Sentada en el banco del parque al sol de media mañana, me
reincorporo sobre mi libro para admirar lo verde del camino. Y ahí está el
abuelo con su pequeña nieta de abrigo rojo cubierta. Le coge el dedo derecho de
su mano y le regala la sonrisa más dulce y cariñosa de la historia. La niña
encaramada al precipicio que suponen las alturas de estar erguida sobre dos
piernas, se agarra fuerte a su apoyo. Da un paso, da dos pasos y se para
mirando al suelo, como si al descubrir que puede hacerlo cambiara su visión del
mundo. Corretea como puede sin soltar el dedo. Su abuelo ríe despreocupado.
Ella lo mira desde allá abajo y se deja caer de culo contra el suelo.
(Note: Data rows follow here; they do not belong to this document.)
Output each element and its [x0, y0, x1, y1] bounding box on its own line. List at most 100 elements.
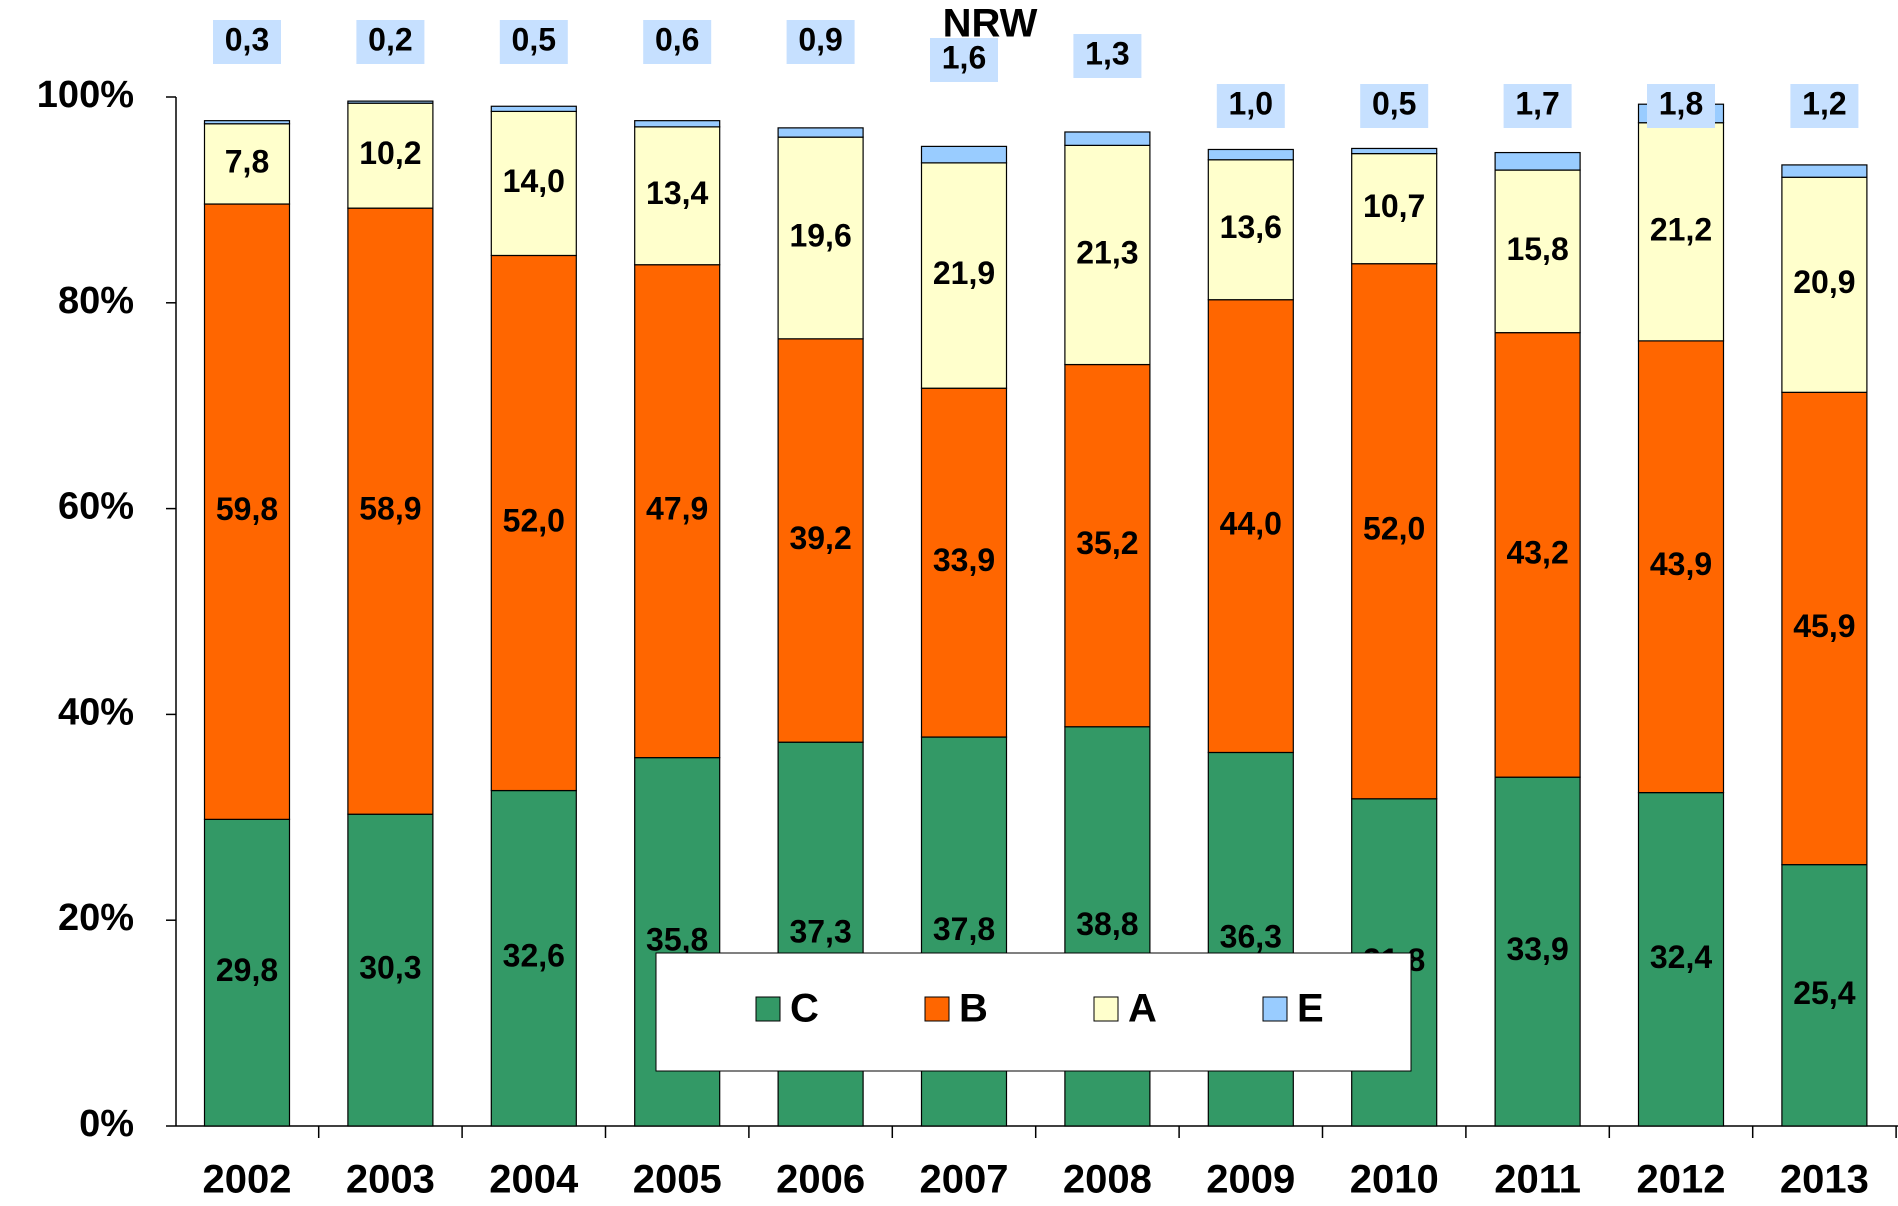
value-label: 1,3	[1085, 35, 1129, 71]
value-label: 38,8	[1076, 906, 1138, 942]
bar-segment	[1351, 263, 1438, 800]
bar-segment	[203, 120, 291, 125]
x-tick-label: 2009	[1206, 1158, 1295, 1202]
value-label: 21,3	[1076, 234, 1138, 270]
bar-segment	[490, 105, 577, 113]
value-label: 45,9	[1793, 608, 1855, 644]
bar-segment	[920, 387, 1008, 738]
value-label: 44,0	[1220, 506, 1282, 542]
value-label: 21,9	[933, 255, 995, 291]
value-label: 13,4	[646, 175, 708, 211]
value-label-bg	[1360, 84, 1429, 128]
value-label: 0,5	[512, 21, 556, 57]
bar-segment	[634, 126, 721, 266]
y-tick-label: 40%	[58, 691, 134, 733]
value-label: 59,8	[216, 491, 278, 527]
x-tick-label: 2013	[1780, 1158, 1869, 1202]
value-label: 47,9	[646, 491, 708, 527]
x-tick-label: 2010	[1350, 1158, 1439, 1202]
value-label-bg	[1647, 84, 1715, 128]
bar-segment	[347, 813, 434, 1127]
value-label: 37,8	[933, 911, 995, 947]
bar-segment	[347, 100, 434, 104]
bar-segment	[1351, 152, 1438, 265]
bar-segment	[1064, 363, 1151, 728]
bar-segment	[1494, 151, 1581, 171]
value-label-bg	[213, 20, 281, 64]
bar-segment	[490, 789, 577, 1127]
value-label: 1,2	[1802, 85, 1846, 121]
value-label: 29,8	[216, 952, 278, 988]
value-label: 15,8	[1506, 231, 1568, 267]
x-tick-label: 2003	[346, 1158, 435, 1202]
bar-segment	[1064, 144, 1151, 366]
value-label: 43,2	[1506, 534, 1568, 570]
value-label: 36,3	[1220, 919, 1282, 955]
value-label: 52,0	[503, 502, 565, 538]
bar-segment	[777, 136, 864, 340]
bar-segment	[1064, 131, 1151, 146]
value-label: 1,0	[1229, 85, 1273, 121]
x-tick-label: 2008	[1063, 1158, 1152, 1202]
value-label: 0,6	[655, 21, 699, 57]
y-tick-label: 80%	[58, 280, 134, 322]
value-label: 52,0	[1363, 511, 1425, 547]
value-label: 7,8	[225, 143, 269, 179]
value-label-bg	[499, 20, 568, 64]
value-label: 0,2	[368, 21, 412, 57]
value-label: 13,6	[1220, 209, 1282, 245]
bar-segment	[920, 145, 1008, 164]
legend-label: C	[790, 987, 819, 1031]
value-label: 33,9	[933, 542, 995, 578]
value-label-bg	[1790, 84, 1859, 128]
value-label: 1,7	[1515, 85, 1559, 121]
value-label: 32,4	[1650, 939, 1712, 975]
value-label: 43,9	[1650, 546, 1712, 582]
x-tick-label: 2005	[633, 1158, 722, 1202]
bar-segment	[1494, 776, 1581, 1127]
legend-swatch	[1262, 996, 1288, 1022]
x-tick-label: 2002	[203, 1158, 292, 1202]
y-tick-label: 100%	[37, 74, 134, 116]
value-label: 1,6	[942, 39, 986, 75]
value-label-bg	[786, 20, 855, 64]
value-label: 21,2	[1650, 211, 1712, 247]
bar-segment	[1207, 148, 1294, 161]
x-tick-label: 2004	[489, 1158, 579, 1202]
value-label-bg	[1073, 34, 1142, 78]
bar-segment	[203, 203, 291, 820]
bar-segment	[1781, 864, 1868, 1127]
bar-segment	[1207, 299, 1294, 754]
x-tick-label: 2011	[1494, 1158, 1581, 1202]
value-label-bg	[356, 20, 425, 64]
bar-segment	[1637, 340, 1725, 794]
value-label: 20,9	[1793, 264, 1855, 300]
y-tick-label: 60%	[58, 486, 134, 528]
value-label: 19,6	[789, 217, 851, 253]
y-tick-label: 20%	[58, 897, 134, 939]
x-tick-label: 2012	[1637, 1158, 1726, 1202]
bar-segment	[777, 127, 864, 138]
x-tick-label: 2007	[920, 1158, 1009, 1202]
y-tick-label: 0%	[79, 1103, 134, 1145]
value-label: 0,3	[225, 21, 269, 57]
legend-label: E	[1297, 987, 1324, 1031]
value-label: 39,2	[789, 520, 851, 556]
value-label: 33,9	[1506, 931, 1568, 967]
legend-swatch	[1093, 996, 1119, 1022]
value-label: 0,5	[1372, 85, 1416, 121]
x-tick-label: 2006	[776, 1158, 865, 1202]
bar-segment	[634, 120, 721, 128]
value-label: 10,7	[1363, 188, 1425, 224]
bar-segment	[1494, 332, 1581, 778]
value-label-bg	[930, 38, 998, 82]
legend-swatch	[924, 996, 950, 1022]
bar-segment	[1781, 176, 1868, 393]
value-label: 32,6	[503, 938, 565, 974]
legend-label: A	[1128, 987, 1157, 1031]
legend-swatch	[755, 996, 781, 1022]
bar-segment	[1494, 169, 1581, 334]
bar-segment	[490, 110, 577, 257]
bar-segment	[1637, 792, 1725, 1127]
Poco
después el hombre la coge en brazos y la lleva hasta el carro donde conseguirá
que sus ojos de princesa reposen durante una larga siesta. Es esa inocencia la
que echamos de menos cuando nos hacemos responsables de crecer. Es la lejanía
de esos momentos la que hace que sintamos pánico de una infancia que nunca va a
volver. El banco en el que estoy sentada empieza a helarme las entrañas, cierro
el libro y me ato mi abrigo rojo. En algún momento fui aquella pequeña a brazos
de su abuelo, regalándole la sonrisa más dulce y cariñosa de la historia.
Vuelvo a casa, aunque él ya no esté.